The final Constitutional problem is that not only is there no notice and hearing before the seizure, there is not an immediate and meaningful hearing after the seizure.  Most exceptions to due process and freedom of speech restrictions are premised on the promise of an immediate opportunity to defend yourself after the Government has taken your property.  Operation In Our Sites has included no such immediate hearing.  In fact, according to reports, weeks after the December seizures, site owners were still waiting to learn what it is that their sites had been accused of.

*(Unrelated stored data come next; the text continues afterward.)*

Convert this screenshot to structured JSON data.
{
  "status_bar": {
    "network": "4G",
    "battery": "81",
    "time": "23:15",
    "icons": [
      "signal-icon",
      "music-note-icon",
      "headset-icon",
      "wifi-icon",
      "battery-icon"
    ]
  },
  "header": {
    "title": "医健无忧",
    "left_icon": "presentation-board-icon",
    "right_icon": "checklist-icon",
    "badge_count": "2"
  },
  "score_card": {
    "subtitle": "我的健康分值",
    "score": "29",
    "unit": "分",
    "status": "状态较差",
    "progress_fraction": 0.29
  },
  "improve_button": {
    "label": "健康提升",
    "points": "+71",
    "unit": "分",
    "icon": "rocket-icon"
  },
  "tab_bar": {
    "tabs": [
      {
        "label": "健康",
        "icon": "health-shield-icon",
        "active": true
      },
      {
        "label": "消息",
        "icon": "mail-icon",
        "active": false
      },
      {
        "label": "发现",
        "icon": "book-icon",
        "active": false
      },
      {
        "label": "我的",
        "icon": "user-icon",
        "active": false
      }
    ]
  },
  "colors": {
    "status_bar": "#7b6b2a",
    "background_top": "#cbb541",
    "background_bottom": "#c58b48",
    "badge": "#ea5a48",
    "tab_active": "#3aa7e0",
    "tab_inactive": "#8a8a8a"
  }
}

The lack of an immediate opportunity to reclaim a domain is not the only problem.  Even if a postseizure hearing occurred within hours of the seizure, it may be too late to truly compensate a domain name owner’s loss caused by an erroneous seizure.

Commentators such as Larry Downes have correctly pointed out that the seizure of a domain name is somewhat unique because a seizure may work to shut down a website indefinitely.  A domain seizure is not like when the Government seizes a car used to solicit a prostitute.  If the car is later returned, it still runs as well as it did when it was taken.  With a domain name seizure, if a user attempts to access a website, but instead finds himself face-to-face with the DHS/ICE seal, even if the domain is later restored, that user will probably never return to the site.

It is even worse for those 84,000 websites falsely accused of child pornography.  A visitor attempting to access these websites got an additional message stating:  “Advertisement, distribution, transportation, receipt, and possession of child pornography constitute federal crimes that carry penalties for first time offenders of up to 30 years in federal prison, a $250,000 fine, forfeiture and restitution.”

Even though these websites were completely innocent, will users come back to sites that the government has publicly accused of child pornography?